Publicité ciblée : l'UDA prend position

Les nouvelles techniques de publicité ciblée en ligne suscitent l'intérêt des annonceurs et des internautes, car elles permettent une meilleure adaptation des messages aux goûts et aux centres d'intérêt des consommateurs. Mais ces techniques entretiennent également un débat sur les limites de la sphère privée, voire sur d'éventuels rapprochements entre données de navigation anonymes et données personnelles.

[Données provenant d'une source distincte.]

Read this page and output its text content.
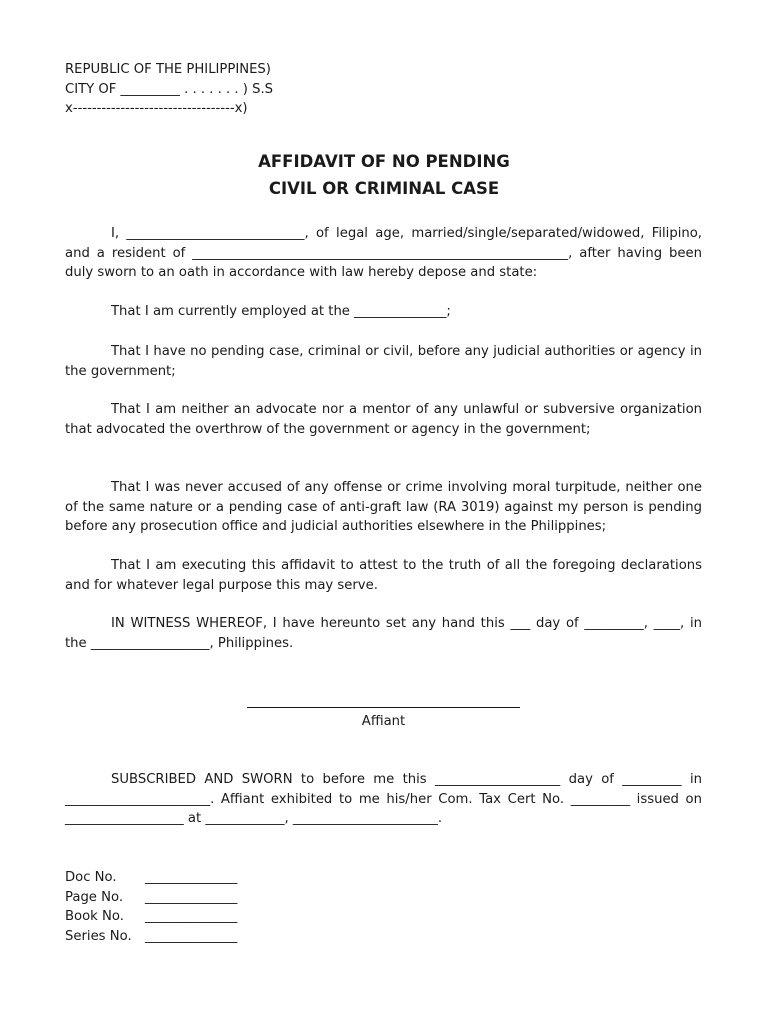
REPUBLIC OF THE PHILIPPINES)
CITY OF _________ . . . . . . . ) S.S
x----------------------------------x)
AFFIDAVIT OF NO PENDING
CIVIL OR CRIMINAL CASE

I, ___________________________, of legal age, married/single/separated/widowed, Filipino, and a resident of _________________________________________________________, after having been duly sworn to an oath in accordance with law hereby depose and state:

That I am currently employed at the ______________;

That I have no pending case, criminal or civil, before any judicial authorities or agency in the government;

That I am neither an advocate nor a mentor of any unlawful or subversive organization that advocated the overthrow of the government or agency in the government;

That I was never accused of any offense or crime involving moral turpitude, neither one of the same nature or a pending case of anti-graft law (RA 3019) against my person is pending before any prosecution office and judicial authorities elsewhere in the Philippines;

That I am executing this affidavit to attest to the truth of all the foregoing declarations and for whatever legal purpose this may serve.

IN WITNESS WHEREOF, I have hereunto set any hand this ___ day of _________, ____, in the __________________, Philippines.

Affiant

SUBSCRIBED AND SWORN to before me this ___________________ day of _________ in ______________________. Affiant exhibited to me his/her Com. Tax Cert No. _________ issued on __________________ at ____________, ______________________.

Doc No.	______________
Page No.	______________
Book No.	______________
Series No.	______________
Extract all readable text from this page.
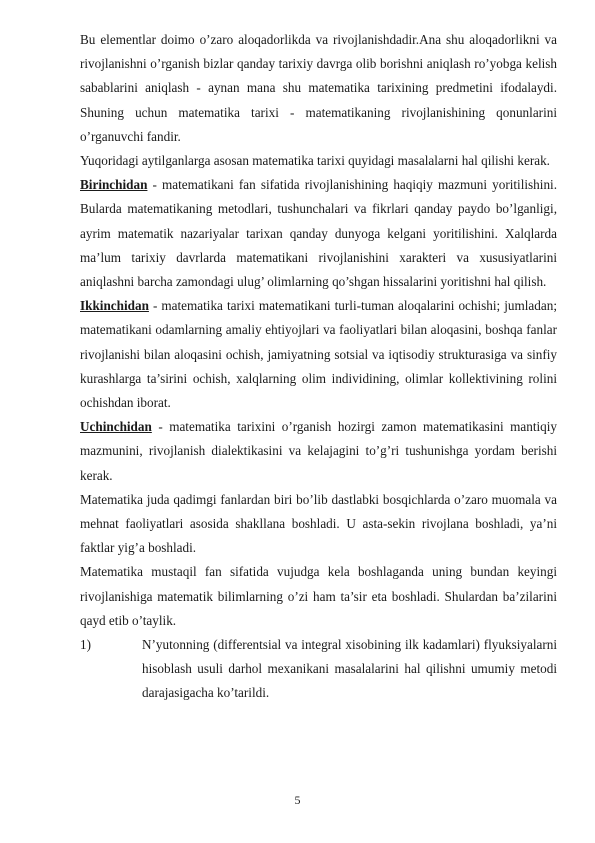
Bu elementlar doimo o’zaro aloqadorlikda va rivojlanishdadir.Ana shu aloqadorlikni va rivojlanishni o’rganish bizlar qanday tarixiy davrga olib borishni aniqlash ro’yobga kelish sabablarini aniqlash - aynan mana shu matematika tarixining predmetini ifodalaydi. Shuning uchun matematika tarixi - matematikaning rivojlanishining qonunlarini o’rganuvchi fandir.

Yuqoridagi aytilganlarga asosan matematika tarixi quyidagi masalalarni hal qilishi kerak.

Birinchidan - matematikani fan sifatida rivojlanishining haqiqiy mazmuni yoritilishini. Bularda matematikaning metodlari, tushunchalari va fikrlari qanday paydo bo’lganligi, ayrim matematik nazariyalar tarixan qanday dunyoga kelgani yoritilishini. Xalqlarda ma’lum tarixiy davrlarda matematikani rivojlanishini xarakteri va xususiyatlarini aniqlashni barcha zamondagi ulug’ olimlarning qo’shgan hissalarini yoritishni hal qilish.

Ikkinchidan - matematika tarixi matematikani turli-tuman aloqalarini ochishi; jumladan; matematikani odamlarning amaliy ehtiyojlari va faoliyatlari bilan aloqasini, boshqa fanlar rivojlanishi bilan aloqasini ochish, jamiyatning sotsial va iqtisodiy strukturasiga va sinfiy kurashlarga ta’sirini ochish, xalqlarning olim individining, olimlar kollektivining rolini ochishdan iborat.

Uchinchidan - matematika tarixini o’rganish hozirgi zamon matematikasini mantiqiy mazmunini, rivojlanish dialektikasini va kelajagini to’g’ri tushunishga yordam berishi kerak.

Matematika juda qadimgi fanlardan biri bo’lib dastlabki bosqichlarda o’zaro muomala va mehnat faoliyatlari asosida shakllana boshladi. U asta-sekin rivojlana boshladi, ya’ni faktlar yig’a boshladi.

Matematika mustaqil fan sifatida vujudga kela boshlaganda uning bundan keyingi rivojlanishiga matematik bilimlarning o’zi ham ta’sir eta boshladi. Shulardan ba’zilarini qayd etib o’taylik.

1)	N’yutonning (differentsial va integral xisobining ilk kadamlari) flyuksiyalarni hisoblash usuli darhol mexanikani masalalarini hal qilishni umumiy metodi darajasigacha ko’tarildi.
5
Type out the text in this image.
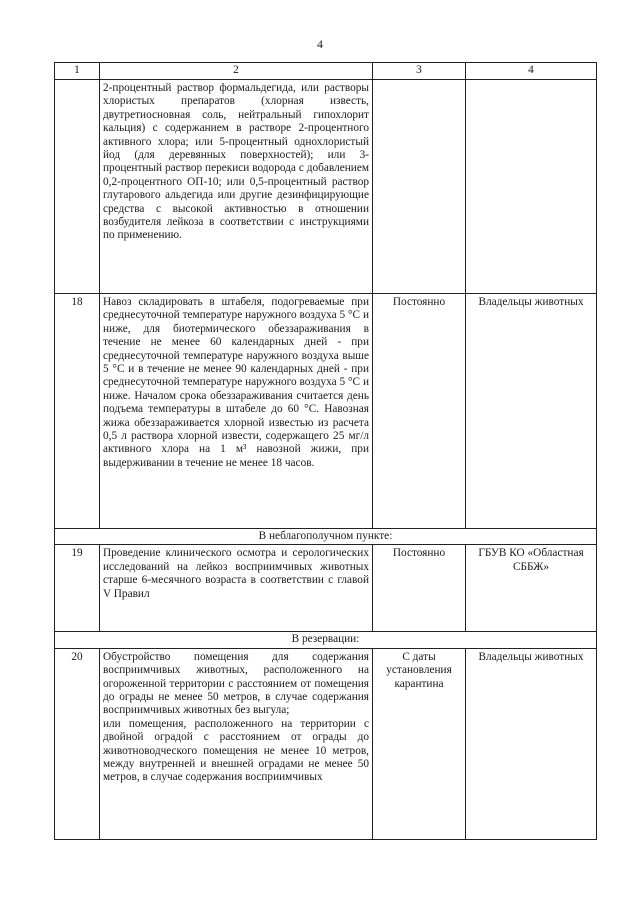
4
1	2	3	4
	2-процентный раствор формальдегида, или растворы хлористых препаратов (хлорная известь, двутретиосновная соль, нейтральный гипохлорит кальция) с содержанием в растворе 2-процентного активного хлора; или 5-процентный однохлористый йод (для деревянных поверхностей); или 3-процентный раствор перекиси водорода с добавлением 0,2-процентного ОП-10; или 0,5-процентный раствор глутарового альдегида или другие дезинфицирующие средства с высокой активностью в отношении возбудителя лейкоза в соответствии с инструкциями по применению.		
18	Навоз складировать в штабеля, подогреваемые при среднесуточной температуре наружного воздуха 5 °С и ниже, для биотермического обеззараживания в течение не менее 60 календарных дней - при среднесуточной температуре наружного воздуха выше 5 °С и в течение не менее 90 календарных дней - при среднесуточной температуре наружного воздуха 5 °С и ниже. Началом срока обеззараживания считается день подъема температуры в штабеле до 60 °С. Навозная жижа обеззараживается хлорной известью из расчета 0,5 л раствора хлорной извести, содержащего 25 мг/л активного хлора на 1 м³ навозной жижи, при выдерживании в течение не менее 18 часов.	Постоянно	Владельцы животных
В неблагополучном пункте:			
19	Проведение клинического осмотра и серологических исследований на лейкоз восприимчивых животных старше 6-месячного возраста в соответствии с главой V Правил	Постоянно	ГБУВ КО «Областная СББЖ»
В резервации:			
20	Обустройство помещения для содержания восприимчивых животных, расположенного на огороженной территории с расстоянием от помещения до ограды не менее 50 метров, в случае содержания восприимчивых животных без выгула;
или помещения, расположенного на территории с двойной оградой с расстоянием от ограды до животноводческого помещения не менее 10 метров, между внутренней и внешней оградами не менее 50 метров, в случае содержания восприимчивых	С даты установления карантина	Владельцы животных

Afin de jeter les bases d'un travail collectif partagé par tous les acteurs concernés, l'UDA a dressé un premier inventaire des bonnes pratiques actuellement développées sur ce marché : information de l'internaute, respect de sa vie privée et de certaines catégories d'internautes, sécurité des informations recueillies, prise en compte par les prestataires techniques du cadre juridique et des bonnes pratiques applicables. Le dossier "L'UDA fait le point", disponible sur le site www.uda.fr, permet ainsi de mieux comprendre le fonctionnement de ces nouvelles techniques et d'en promouvoir un bon usage. Ce travail fait écho à la publication, le 3 juillet dernier, par la FMA (Fédération mondiale des annonceurs), du guide "Global principles for online behavioral advertising", consultable sur son site. Des principes similaires viennent d'être adoptés aux Etats-Unis par l'ensemble des acteurs américains. L’UDA s’est réjouie que se rallient depuis à sa démarche les associations réunies au sein de l’UFMD (Union française du marketing direct), le SNCD (Syndicat national de la communication directe) ou encore l’IAB (Interactive Advertising Bureau). Ces travaux communs permettront de présenter des bonnes pratiques auprès de la Cnil (Commission nationale de l’informatique et des libertés) ou du Forum des droits sur l’internet, qui a engagé ces derniers mois des travaux sur la publicité en ligne.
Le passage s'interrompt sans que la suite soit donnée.